Терри перевернула лист и хихикнула.
— Что такое?
— Просто подумала. Двойное фисташковое мороженое с шоколадом и взбитыми сливками. Звучит совершенно чудовищно.
— И это говорит женщина, которая намазывает коричневую креветочную пасту на недозрелый фрукт. — Поколебавшись, он поднял взгляд от распечаток. — Забавно.
— Что именно?
— Мы с вами разговаривали каждую неделю почти год. И все это время я полагал, что с фамилией Бонифацио вы не можете быть никем иным, кроме как итальянкой.
— Понятно. Вы представляли себе Софи Лорен, склонившуюся над терминалом метасети в блузке с огромным вырезом. А вместо нее увидели всего лишь дружелюбную филиппинку. Разочарованы?
— Нет, — покачал головой Уорн. — Ни в малейшей степени.
Возможно, в его искренних словах прозвучало что-то еще, потому что широкая улыбка, которую вызвало у Терри его замечание, не имела ничего общего с ее обычным ироничным выражением лица.
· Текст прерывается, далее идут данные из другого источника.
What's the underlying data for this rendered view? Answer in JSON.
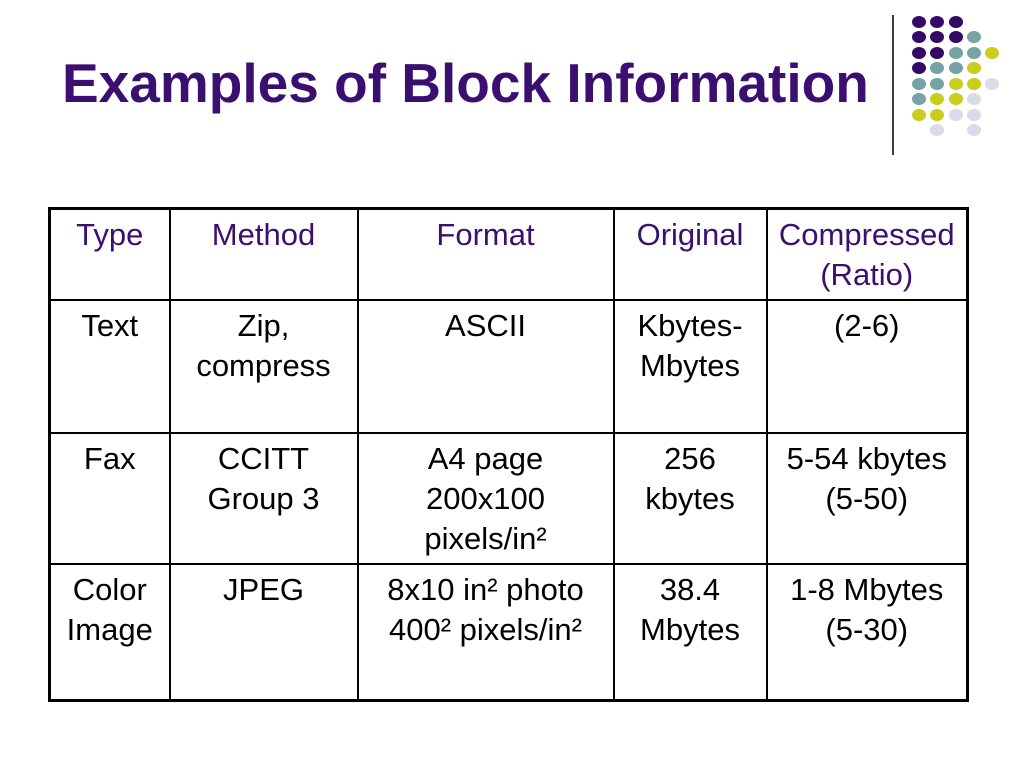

— Фу-у-у, — сказал Пул, подходя к двери и отпирая ее. — Пойду проверю коридор. Не впускайте никого, кроме меня.
Дверь за ним закрылась. Терри заперла дверь и вернулась на свое место. Взгляды их снова встретились.
— Думаете, он вроде подсадной утки? — спросила она, больше не улыбаясь.
— Не знаю. Все может быть. Сара утверждает, что вы тоже в числе подозреваемых.
Терри закатила глаза.
— Ничего себе!
— Но, честно говоря, не могу представить, что Пул — один из преступников.
— Понимаю, о чем вы. К тому же кто из террористов стал бы так одеваться?
Уорн вернулся к своей распечатке. Минуту спустя он вздохнул и положил ее на стол.
— Что случилось? — спросила Терри, коснувшись ладонью его плеча.
— У вас никогда не было такого — нечто кажется вам совершенно безумным и тем не менее происходит на самом деле? Как сейчас. Я отдавал себе отчет в том, что искать Джорджию глупо и вероятность того, что с ней что-то произойдет, крайне мала. Но это действительно случилось. И теперь меня постоянно преследует страх. — Он замолчал. — Понимаете?
Терри пристально посмотрела на него, затем убрала руку с его плеча и снова опустила взгляд, уставившись на распечатки.
— Когда я была еще девочкой, на Филиппинах, — начала она, — родители отдали меня в школу при монастыре. Настоящий кошмар, почти как в «Оливере Твисте». Я была самой маленькой, и мне постоянно доставалось. Я не любила, когда меня задирали, и всегда давала сдачи. Но наказывали почему-то только меня одну. Палками. Иногда я часами не могла сидеть. — Она тряхнула головой, отгоняя мрачные воспоминания. — Но это не самое страшное. Чего я не могла терпеть, так это исповедь. Я ненавидела ее всей душой. Я боялась маленькой темной кабинки, уверенная, что однажды меня там запрут и забудут обо мне. Не знаю почему, но я была убеждена, что, если это когда-либо случится, я умру. Меня настолько это пугало, что однажды я отказалась пойти на исповедь. В наказание за столь неслыханную провинность мать настоятельница заперла меня в кладовой — в крохотной комнатке без света.